But precise enough to include that the patient must have been ruled to have capacity to make the decision.
It's a blog post by a not lawyer and a not doctor. She conflates the usage of a single word in one legal context with how a term containing that word within a statute would be interpreted by the courts. The rest of her blog concerns other countries with "similar" laws. If it's not the same, and if it's not interpreted within the same legal machinery, such analysis is essentially irrelevant.
The truth is that a term in legislation adopt a meaning initially with reference to guidance notes, and later supplemented by caselaw. Caselaw elsewhere would only be of assistance where there is some legal harmonisation (e.g. EU law or an international treaty implemented in multiple countries). Possibly reference would also be made if the corresponding legislation and legal framework was so similar as to provide helpful precedent.
Reading an article like this, one should not consider each "might" and "may be" as cumulative. Instead, treat them like probabilities.
On my ride today I might get a puncture. I might be going fast when I get a puncture. I might be on a busy road when I get a puncture. I might fall off it I get a puncture. I might get hit if I fall off. I might die if I fall off.

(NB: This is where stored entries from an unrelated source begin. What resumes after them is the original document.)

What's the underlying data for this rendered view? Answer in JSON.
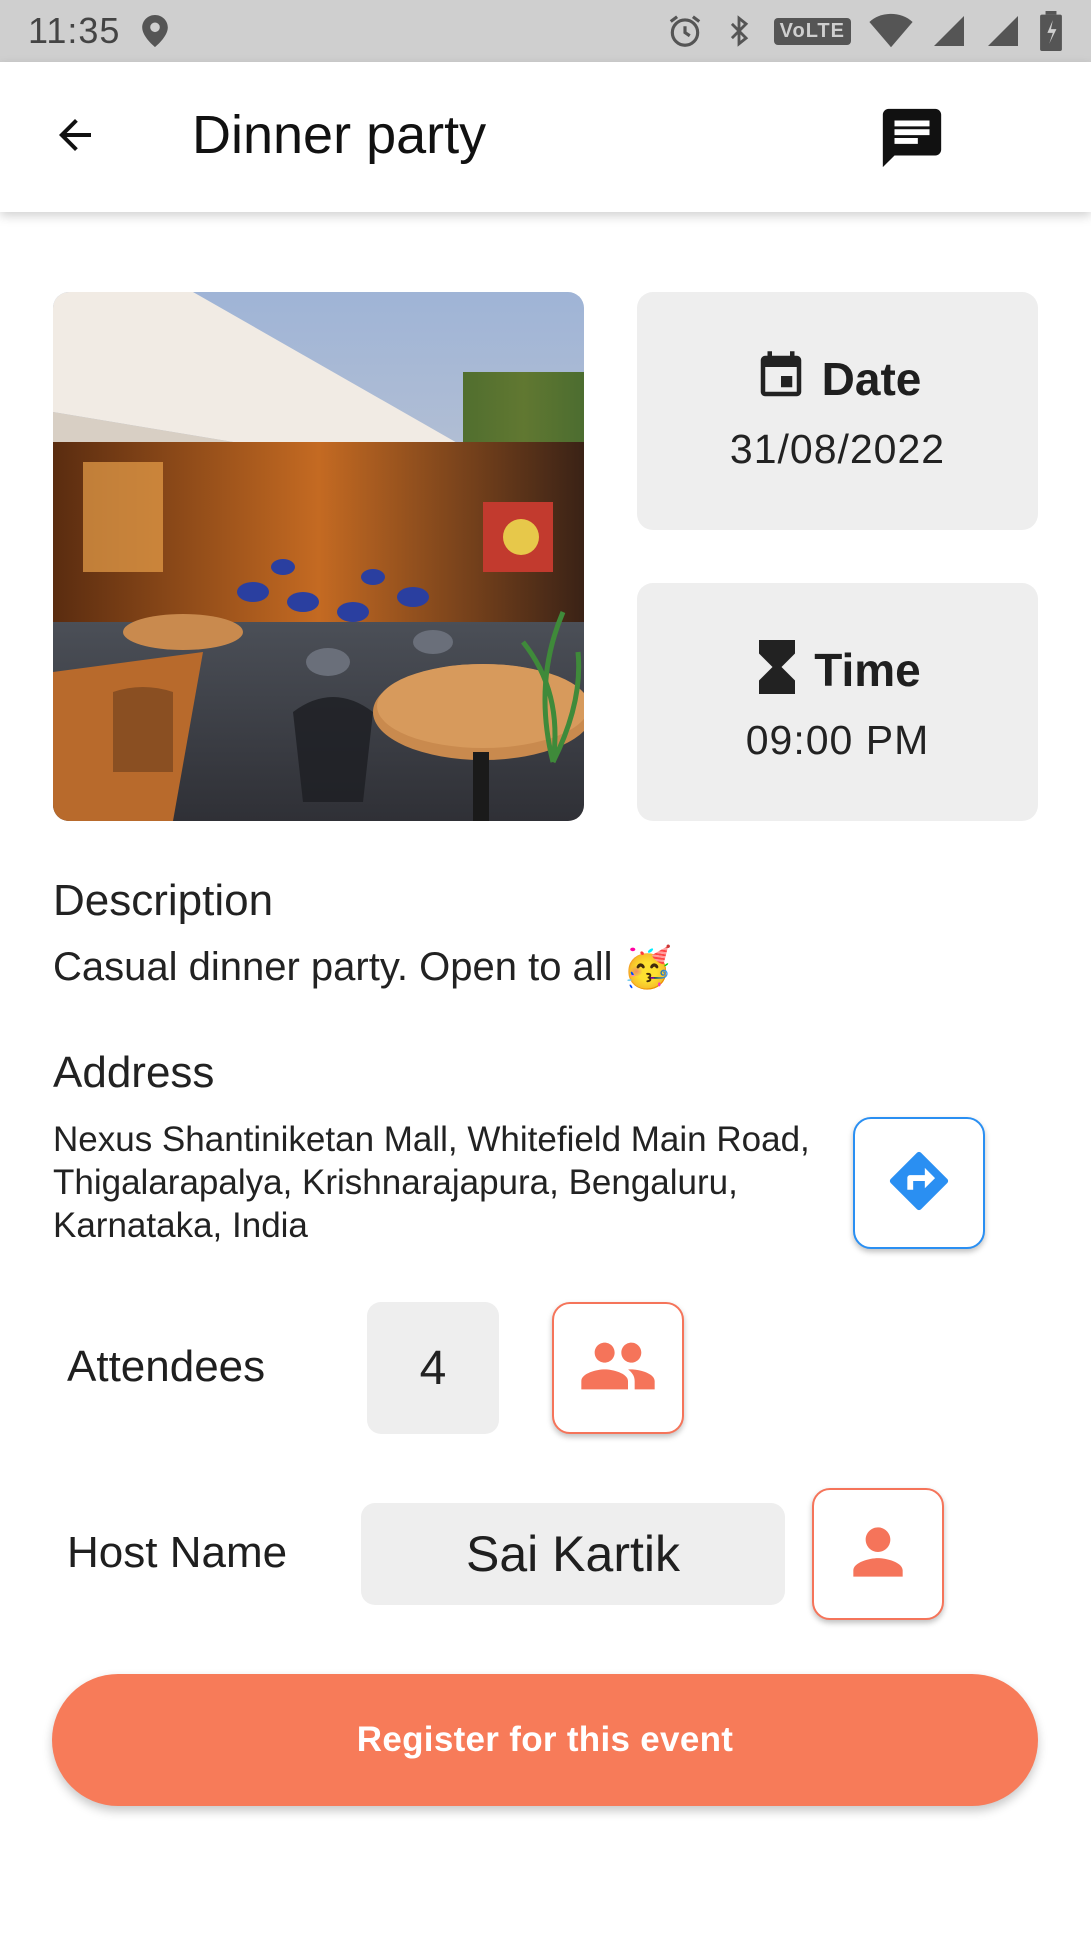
{
  "status_bar": {
    "time": "11:35",
    "network_label": "VoLTE"
  },
  "app_bar": {
    "title": "Dinner party",
    "back_icon": "arrow-back-icon",
    "chat_icon": "chat-icon"
  },
  "event": {
    "image_icon": "venue-photo",
    "date_label": "Date",
    "date_value": "31/08/2022",
    "time_label": "Time",
    "time_value": "09:00 PM",
    "description_heading": "Description",
    "description_text": "Casual dinner party. Open to all",
    "description_emoji": "🥳",
    "address_heading": "Address",
    "address_text": "Nexus Shantiniketan Mall, Whitefield Main Road, Thigalarapalya, Krishnarajapura, Bengaluru, Karnataka, India",
    "attendees_label": "Attendees",
    "attendees_count": "4",
    "host_label": "Host Name",
    "host_name": "Sai Kartik",
    "register_label": "Register for this event"
  },
  "colors": {
    "accent": "#f77b59",
    "directions": "#2a8ff2",
    "tile_bg": "#eeeeee"
  }
}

If there's a 1-5% chance of each, that doesn't add up to a 25% risk of death today for me, it's more like somewhere between 10^-8% to 3x10^-6%. That means even a generous assessment of the risk of death by puncture is about 50:50 after cycling daily for four and a half thousand years.
That is the jist of your argument, Aurora. Hence why the article considers maybe 30-60 deaths over a decades amongst combined populations of about a half a billion.
Some perspective is needed, because there is absolutely no comment whatsoever about risks to other groups, e.g. those for which palliative care is ineffective. Those numbers would be orders of magnitude higher.
Public health policy is a balance of harms, not an exercise in zero harm to anyone.
Aside from all of that, philosophically, I have no issues with someone who is tortured by a condition such as anorexia to the most extreme extent discussed in the article from seeking assisted dying. We can't on the one hand demand respect for mental illness and wring our hands at how its not treated like other illness, then have it the other way when it comes to personal choices like this. In my view.